The final version of the insider threat detection. It has the following features:
- Extracts more compact and discriminative features.
- Propose graph based detection algorithm to improve performance.
- Apache Spark
- pip install wrapt
- pip install pgmpy
-
Download CERT data r6.2.tar.bz2
-
Download answers.tar.bz2
-
Extract both r6.2.tar.bz2 and answers.tar.bz2, and place extracted answers under r6.2 folder.
- SPARK_MASTER: master address of the Spark.
- config.io.data_dir: root of the extracted r6.2 data.
- bash run.sh
- cache: all necessary intermediate results.
- result: scores of baseline systems.
- CR scores: printed to the terminal with highlighted colors.
The metric used for evaluation is cumulative recall (CR), with bucket size 25.
Table 1. The CR for 400 (perfect score is 16)

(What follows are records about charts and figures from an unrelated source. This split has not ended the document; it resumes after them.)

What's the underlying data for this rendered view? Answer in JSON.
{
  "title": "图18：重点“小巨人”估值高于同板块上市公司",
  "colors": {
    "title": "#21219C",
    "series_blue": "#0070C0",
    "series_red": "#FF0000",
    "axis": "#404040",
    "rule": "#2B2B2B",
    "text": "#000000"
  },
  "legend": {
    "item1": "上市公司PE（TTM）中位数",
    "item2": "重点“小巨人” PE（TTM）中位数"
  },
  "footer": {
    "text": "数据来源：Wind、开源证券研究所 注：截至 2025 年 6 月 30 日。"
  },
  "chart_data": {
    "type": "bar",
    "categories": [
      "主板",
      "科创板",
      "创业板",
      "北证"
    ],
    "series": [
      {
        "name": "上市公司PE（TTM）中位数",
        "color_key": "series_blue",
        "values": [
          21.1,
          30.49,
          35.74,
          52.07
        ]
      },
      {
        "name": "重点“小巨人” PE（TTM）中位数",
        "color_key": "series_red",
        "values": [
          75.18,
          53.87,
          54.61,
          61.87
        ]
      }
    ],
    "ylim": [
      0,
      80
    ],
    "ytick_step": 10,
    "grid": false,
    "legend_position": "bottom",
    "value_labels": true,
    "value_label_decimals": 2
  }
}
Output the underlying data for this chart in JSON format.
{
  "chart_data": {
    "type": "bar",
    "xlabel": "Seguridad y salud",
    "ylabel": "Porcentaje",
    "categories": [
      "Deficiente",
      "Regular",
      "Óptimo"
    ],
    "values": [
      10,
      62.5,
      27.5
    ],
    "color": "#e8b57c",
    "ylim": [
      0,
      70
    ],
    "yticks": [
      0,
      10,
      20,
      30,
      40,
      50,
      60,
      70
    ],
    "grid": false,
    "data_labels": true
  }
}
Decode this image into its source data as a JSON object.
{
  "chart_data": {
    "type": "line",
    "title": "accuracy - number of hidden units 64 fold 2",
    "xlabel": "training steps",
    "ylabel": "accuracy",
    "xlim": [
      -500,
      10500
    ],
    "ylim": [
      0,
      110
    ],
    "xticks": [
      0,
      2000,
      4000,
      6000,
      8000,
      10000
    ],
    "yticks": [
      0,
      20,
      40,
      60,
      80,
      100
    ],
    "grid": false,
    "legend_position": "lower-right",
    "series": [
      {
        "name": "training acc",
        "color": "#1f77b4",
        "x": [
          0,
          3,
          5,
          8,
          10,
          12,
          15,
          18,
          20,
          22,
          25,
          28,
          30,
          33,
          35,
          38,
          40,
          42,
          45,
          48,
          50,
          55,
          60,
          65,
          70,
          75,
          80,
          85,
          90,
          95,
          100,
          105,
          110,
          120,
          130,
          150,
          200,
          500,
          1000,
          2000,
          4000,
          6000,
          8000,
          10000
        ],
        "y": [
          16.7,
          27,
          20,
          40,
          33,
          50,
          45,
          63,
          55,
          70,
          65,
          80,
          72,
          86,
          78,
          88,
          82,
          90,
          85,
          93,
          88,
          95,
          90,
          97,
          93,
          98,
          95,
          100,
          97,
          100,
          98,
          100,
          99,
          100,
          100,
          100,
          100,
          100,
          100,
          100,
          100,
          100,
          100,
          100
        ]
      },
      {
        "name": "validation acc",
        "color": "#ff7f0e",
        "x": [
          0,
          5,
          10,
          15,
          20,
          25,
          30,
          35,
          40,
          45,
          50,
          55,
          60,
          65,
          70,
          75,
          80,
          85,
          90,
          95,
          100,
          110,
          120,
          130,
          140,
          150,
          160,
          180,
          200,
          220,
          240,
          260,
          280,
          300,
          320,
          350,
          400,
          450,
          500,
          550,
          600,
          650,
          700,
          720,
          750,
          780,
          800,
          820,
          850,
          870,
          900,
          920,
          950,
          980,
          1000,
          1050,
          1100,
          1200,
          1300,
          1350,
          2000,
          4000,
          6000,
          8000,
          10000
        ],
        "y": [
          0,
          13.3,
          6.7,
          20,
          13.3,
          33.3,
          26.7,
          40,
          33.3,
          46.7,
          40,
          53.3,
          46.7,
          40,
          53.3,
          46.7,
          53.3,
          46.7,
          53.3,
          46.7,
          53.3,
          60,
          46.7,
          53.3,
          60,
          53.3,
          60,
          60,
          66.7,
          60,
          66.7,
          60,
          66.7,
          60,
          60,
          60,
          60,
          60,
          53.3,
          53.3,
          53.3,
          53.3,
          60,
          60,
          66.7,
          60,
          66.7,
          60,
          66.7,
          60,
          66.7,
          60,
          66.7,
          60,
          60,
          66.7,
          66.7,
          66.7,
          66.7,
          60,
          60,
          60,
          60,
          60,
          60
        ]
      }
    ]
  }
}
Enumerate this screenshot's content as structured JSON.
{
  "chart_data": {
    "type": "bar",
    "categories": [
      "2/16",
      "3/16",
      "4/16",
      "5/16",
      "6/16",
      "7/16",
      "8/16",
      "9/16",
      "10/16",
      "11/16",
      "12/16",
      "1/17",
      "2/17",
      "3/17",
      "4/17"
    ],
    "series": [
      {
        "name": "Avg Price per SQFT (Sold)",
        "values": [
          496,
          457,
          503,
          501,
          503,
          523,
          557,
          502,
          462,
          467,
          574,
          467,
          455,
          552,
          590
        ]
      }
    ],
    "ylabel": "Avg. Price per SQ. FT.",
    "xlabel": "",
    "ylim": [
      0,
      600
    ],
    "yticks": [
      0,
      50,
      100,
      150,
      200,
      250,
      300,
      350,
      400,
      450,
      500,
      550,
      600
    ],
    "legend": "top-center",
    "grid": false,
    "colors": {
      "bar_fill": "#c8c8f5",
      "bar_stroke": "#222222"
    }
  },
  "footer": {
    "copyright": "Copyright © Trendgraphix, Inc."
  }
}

Algorithms | PCA | SVM | ISO-Forest | DNN |
---|---|---|---|---|
No GTM | 13.64 | 10.36 | 8.10 | 13.91 |
GTM Enabled | 15.00 | 12.00 | 11.27 | 15.54 |
Table 2. The CR for 1000 (perfect score is 40)
Algorithms | PCA | SVM | ISO-Forest | DNN |
---|---|---|---|---|
No GTM | 37.18 | 34.36 | 32.10 | 36.45 |
GTM Enabled | 39.00 | 35.73 | 35.27 | 39.54 |